Box 3-6: Example of Implementation of a Legalistic Approach Memorandum of Understanding – Brazil

The Brazilian System of Defense of Competition (SBDC), comprised of the Administrative Council of Economic Defense (CADE), the Secretariat of Economic Law (SDE), and the Secretariat for Economic Monitoring (SEAE), is responsible for ensuring the protection of competition in Brazil. CADE has entered into several competition promotion agreements with sector-specific regulatory agencies in order to institutionalize cooperation among them in competition and antitrust matters (this would be an example of the “formal procedures” approach).3 However, General Telecommunications Law contains specific provisions governing the interplay between the telecommunications regulator, Anatel, and CADE and establishing the hierarchy of competition law with respect to the telecommunications sector, as follows:

  • General competition rules (i.e., “rules for the protection to the economic framework”) are applicable to the telecommunications sector, to the extent that they do not conflict with the telecommunications law (Article 7 of the General Telecommunications Law);
  • Any act among telecommunications service providers that seeks any form of economic concentration is subject to the controls, procedures and conditions set forth in the general competition law and will be submitted for consideration by CADE.
  • Anatel has the ability to supervise, control and prevent activities that harm the economy, unless such activities fall within the purview of CADE.

Under this structure, Anatel’s duties are similar to those of the SDE, which initiates administrative proceedings and issues determinations on mergers to be approved by CADE.5

ENDNOTES

1 ICN is an international body that provides competition authorities with an informal venue to address practical competition concerns. It is a project-oriented initiative and does not exercise any rulemaking functions. Information available at http://www.internationalcompetitionnetwork.org/index.php/en/about-icn.

2 See generally ICN, Competition Advocacy in Regulated Sectors: Examples of Success, April 2004 [hereinafter Competition Advocacy Report], available at http://www.internationalcompetitionnetwork.org/capacitybuild_sg4_seoul.pdf.
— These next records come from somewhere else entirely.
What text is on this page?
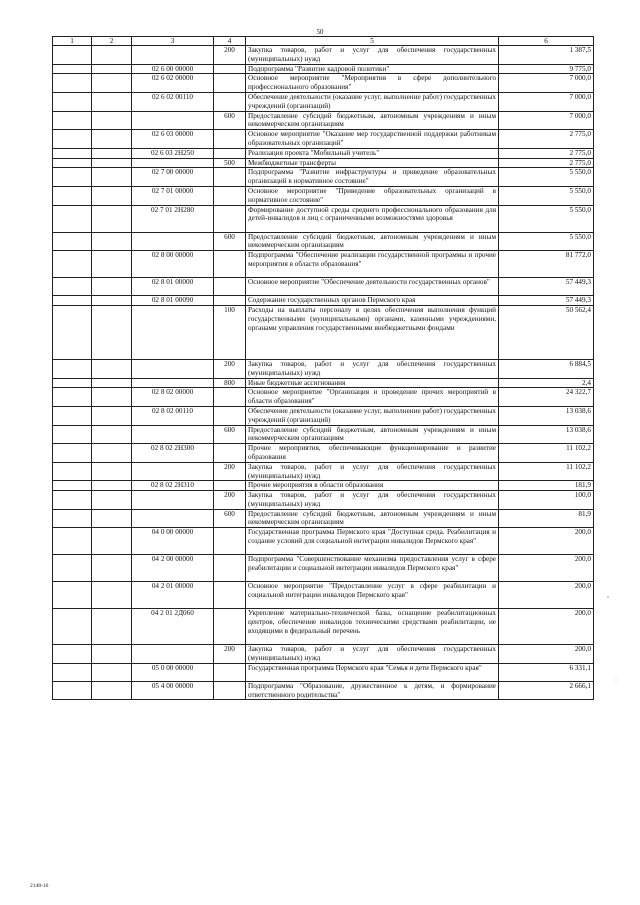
50
1	2	3	4	5	6
			200	Закупка товаров, работ и услуг для обеспечения государственных (муниципальных) нужд	1 387,5
		02 6 00 00000		Подпрограмма "Развитие кадровой политики"	9 775,0
		02 6 02 00000		Основное мероприятие "Мероприятия в сфере дополнительного профессионального образования"	7 000,0
		02 6 02 00110		Обеспечение деятельности (оказание услуг, выполнение работ) государственных учреждений (организаций)	7 000,0
			600	Предоставление субсидий бюджетным, автономным учреждениям и иным некоммерческим организациям	7 000,0
		02 6 03 00000		Основное мероприятие "Оказание мер государственной поддержки работникам образовательных организаций"	2 775,0
		02 6 03 2Н250		Реализация проекта "Мобильный учитель"	2 775,0
			500	Межбюджетные трансферты	2 775,0
		02 7 00 00000		Подпрограмма "Развитие инфраструктуры и приведение образовательных организаций в нормативное состояние"	5 550,0
		02 7 01 00000		Основное мероприятие "Приведение образовательных организаций в нормативное состояние"	5 550,0
		02 7 01 2Н280		Формирование доступной среды среднего профессионального образования для детей-инвалидов и лиц с ограниченными возможностями здоровья	5 550,0
			600	Предоставление субсидий бюджетным, автономным учреждениям и иным некоммерческим организациям	5 550,0
		02 8 00 00000		Подпрограмма "Обеспечение реализации государственной программы и прочие мероприятия в области образования"	81 772,0
		02 8 01 00000		Основное мероприятие "Обеспечение деятельности государственных органов"	57 449,3
		02 8 01 00090		Содержание государственных органов Пермского края	57 449,3
			100	Расходы на выплаты персоналу в целях обеспечения выполнения функций государственными (муниципальными) органами, казенными учреждениями, органами управления государственными внебюджетными фондами	50 562,4
			200	Закупка товаров, работ и услуг для обеспечения государственных (муниципальных) нужд	6 884,5
			800	Иные бюджетные ассигнования	2,4
		02 8 02 00000		Основное мероприятие "Организация и проведение прочих мероприятий в области образования"	24 322,7
		02 8 02 00110		Обеспечение деятельности (оказание услуг, выполнение работ) государственных учреждений (организаций)	13 038,6
			600	Предоставление субсидий бюджетным, автономным учреждениям и иным некоммерческим организациям	13 038,6
		02 8 02 2Н300		Прочие мероприятия, обеспечивающие функционирование и развитие образования	11 102,2
			200	Закупка товаров, работ и услуг для обеспечения государственных (муниципальных) нужд	11 102,2
		02 8 02 2Н310		Прочие мероприятия в области образования	181,9
			200	Закупка товаров, работ и услуг для обеспечения государственных (муниципальных) нужд	100,0
			600	Предоставление субсидий бюджетным, автономным учреждениям и иным некоммерческим организациям	81,9
		04 0 00 00000		Государственная программа Пермского края "Доступная среда. Реабилитация и создание условий для социальной интеграции инвалидов Пермского края"	200,0
		04 2 00 00000		Подпрограмма "Совершенствование механизма предоставления услуг в сфере реабилитации и социальной интеграции инвалидов Пермского края"	200,0
		04 2 01 00000		Основное мероприятие "Предоставление услуг в сфере реабилитации и социальной интеграции инвалидов Пермского края"	200,0
		04 2 01 2Д060		Укрепление материально-технической базы, оснащение реабилитационных центров, обеспечение инвалидов техническими средствами реабилитации, не входящими в федеральный перечень	200,0
			200	Закупка товаров, работ и услуг для обеспечения государственных (муниципальных) нужд	200,0
		05 0 00 00000		Государственная программа Пермского края "Семья и дети Пермского края"	6 331,1
		05 4 00 00000		Подпрограмма "Образование, дружественное к детям, и формирование ответственного родительства"	2 666,1
2148-16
This report was prepared as a result of the work of the Capacity Building & Competition Policy Implementation Working Group of the ICN that reviewed responses to questionnaires submitted by more than 33 member countries. The objective of their work was to “compile a compendium of successful case studies and discern common patterns or strategies” focusing on “regulated sectors in developing and transitioning economies.” According the report, competition advocacy “refers to those activities conducted by a competition authority related to the promotion of a competitive economic environment by means of non-enforcement mechanisms, manly through its relationship with other governmental entities and by increasing public awareness of the benefits of competition.” (ICN Competition Advocacy Report, citing to the ICN’s Advocacy Working Group: “ICN 2002 Advocacy Study”).

3 OECD Global Forum on Competition 2005, Contribution from Brazil, 12 January 2005, DAF/COMP/GF/WD(2005)14, at par. 8.

4 LEI Nº 9.472, sobre a organização dos serviços de telecomunicações, a criação e funcionamento de um órgão regulador e outros aspectos institucionais [Law No. 9.472 on the organization of telecommunications services, the creation and determination of the institutional functions of the regulatory agency and other matters (Telecommunications Law)] (Brazil) 16 July 1997, Articles 7 and 19.XIX.

5 OECD Global Forum on Competition 2005, Contribution from Brazil, 12 January 2005, DAF/COMP/GF/WD(2005)14, at par. 22.